Cette proposition fut adoptée par acclamations. Bien sûr, elle ne permettait pas de récupérer l’argent de la pierre ni du sculpteur, ce qui au demeurant paraissait tout à fait illusoire sinon impossible, mais elle faisait l’économie des honoraires de l’escogriffe et présentait l’avantage de préparer l’avenir. Somme toute, il fallait considérer ce monument comme un investissement.

Tout fut bien qui finit bien. Le monument vierge fut achevé et le sculpteur nocturne, dument payé, quitta la ville en emportant ses deux grands sacs vers les squares Anastase Grougnard de villes plus fournies en héros de guerre, car c’était un spécialiste du genre.
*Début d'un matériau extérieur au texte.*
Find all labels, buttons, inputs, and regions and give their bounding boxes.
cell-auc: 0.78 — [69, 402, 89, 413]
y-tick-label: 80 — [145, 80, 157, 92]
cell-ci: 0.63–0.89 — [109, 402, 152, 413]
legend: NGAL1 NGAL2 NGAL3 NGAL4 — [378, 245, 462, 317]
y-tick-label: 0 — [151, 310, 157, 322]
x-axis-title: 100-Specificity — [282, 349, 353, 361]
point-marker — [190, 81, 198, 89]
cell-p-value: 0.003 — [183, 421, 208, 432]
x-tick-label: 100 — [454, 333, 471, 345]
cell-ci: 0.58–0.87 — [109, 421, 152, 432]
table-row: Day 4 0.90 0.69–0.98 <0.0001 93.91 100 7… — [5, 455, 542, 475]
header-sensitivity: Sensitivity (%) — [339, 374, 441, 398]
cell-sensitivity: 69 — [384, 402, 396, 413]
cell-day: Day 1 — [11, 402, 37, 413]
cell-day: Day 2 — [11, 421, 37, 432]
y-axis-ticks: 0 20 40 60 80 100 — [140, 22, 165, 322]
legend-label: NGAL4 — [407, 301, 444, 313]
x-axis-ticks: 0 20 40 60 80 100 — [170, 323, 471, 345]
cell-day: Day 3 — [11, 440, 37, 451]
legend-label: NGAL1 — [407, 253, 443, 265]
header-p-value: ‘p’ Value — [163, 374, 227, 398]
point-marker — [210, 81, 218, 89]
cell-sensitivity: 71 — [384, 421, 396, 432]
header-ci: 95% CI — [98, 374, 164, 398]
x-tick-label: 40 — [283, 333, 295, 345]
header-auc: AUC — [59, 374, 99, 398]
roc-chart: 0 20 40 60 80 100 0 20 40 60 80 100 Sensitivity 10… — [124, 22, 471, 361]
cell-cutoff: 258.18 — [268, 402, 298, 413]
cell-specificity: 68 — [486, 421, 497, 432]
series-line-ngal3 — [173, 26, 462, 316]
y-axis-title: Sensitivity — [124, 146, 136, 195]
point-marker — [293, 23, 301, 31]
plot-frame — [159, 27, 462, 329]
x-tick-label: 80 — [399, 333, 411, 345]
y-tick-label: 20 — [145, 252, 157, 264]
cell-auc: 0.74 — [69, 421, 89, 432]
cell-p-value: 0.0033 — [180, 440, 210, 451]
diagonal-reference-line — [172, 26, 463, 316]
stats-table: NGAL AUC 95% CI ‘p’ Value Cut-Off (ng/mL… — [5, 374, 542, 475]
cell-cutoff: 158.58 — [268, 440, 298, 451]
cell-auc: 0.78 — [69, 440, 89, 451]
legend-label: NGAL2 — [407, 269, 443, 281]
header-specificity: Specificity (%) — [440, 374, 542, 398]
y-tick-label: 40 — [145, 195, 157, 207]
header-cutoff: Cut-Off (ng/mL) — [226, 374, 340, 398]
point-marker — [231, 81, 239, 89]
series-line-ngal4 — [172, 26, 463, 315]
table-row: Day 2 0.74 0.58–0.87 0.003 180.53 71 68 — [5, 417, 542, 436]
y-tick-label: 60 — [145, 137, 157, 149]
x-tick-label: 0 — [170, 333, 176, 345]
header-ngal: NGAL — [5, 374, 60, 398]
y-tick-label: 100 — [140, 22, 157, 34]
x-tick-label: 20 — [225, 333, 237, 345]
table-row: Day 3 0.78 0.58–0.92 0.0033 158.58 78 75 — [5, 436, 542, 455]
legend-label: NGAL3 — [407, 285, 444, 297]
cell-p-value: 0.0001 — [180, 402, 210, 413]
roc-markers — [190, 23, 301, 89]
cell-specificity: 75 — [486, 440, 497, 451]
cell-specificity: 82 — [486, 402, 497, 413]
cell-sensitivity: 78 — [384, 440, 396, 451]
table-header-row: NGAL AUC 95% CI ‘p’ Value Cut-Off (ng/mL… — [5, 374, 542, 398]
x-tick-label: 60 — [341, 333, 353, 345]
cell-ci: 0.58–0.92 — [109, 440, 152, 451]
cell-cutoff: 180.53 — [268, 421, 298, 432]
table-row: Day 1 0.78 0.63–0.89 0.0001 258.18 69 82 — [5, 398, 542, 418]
On décida de reporter l’inauguration de l’unique « Monument aux Morts sans Morts » de tout le pays au jour où l’on y inscrirait les premiers noms, ce qui selon certains ne saurait tarder. Il resta donc et demeure encore aujourd’hui recouvert de sa lourde bâche afin de protéger son flanc immaculé de l’affichage sauvage des placards publicitaires bariolés des cirques ambulants, des prospectus emphatiques des candidats aux élections municipales et des annonces mensongères des ventes de tapis après saisie.

Je vous le disais tout à l’heure : tout fut bien qui finit bien. Et réciproquement.
Toutefois, cette belle histoire ne peut s’achever sans répondre à ces questions qui demeurent pendantes :

— Qu’y avait-il dans le deuxième sac du sculpteur ?
— Pourquoi l’escogriffe était-il habillé de bleu ?
— Qui était Anastase Grougnard ?
— Pourquoi l’idée d’un buste à son effigie portait-elle à rire ?
— Où vont nos impôts ?

Cette histoire ne peut s’achever sans répondre à ces questions ?
Eh bien si, elle peut !
La preuve :

Fin

 

3 réflexions sur « Toute la ville en parle »

  1. Je suggère la liste des morts de la dernière guerre, pas encore terminée, celle du Virus, supposant qu’elle se terminera bientôt par notre victoire.

  2. Je l’ai lu avec amusement et y ai vu comme un style d’Alphonse Allais.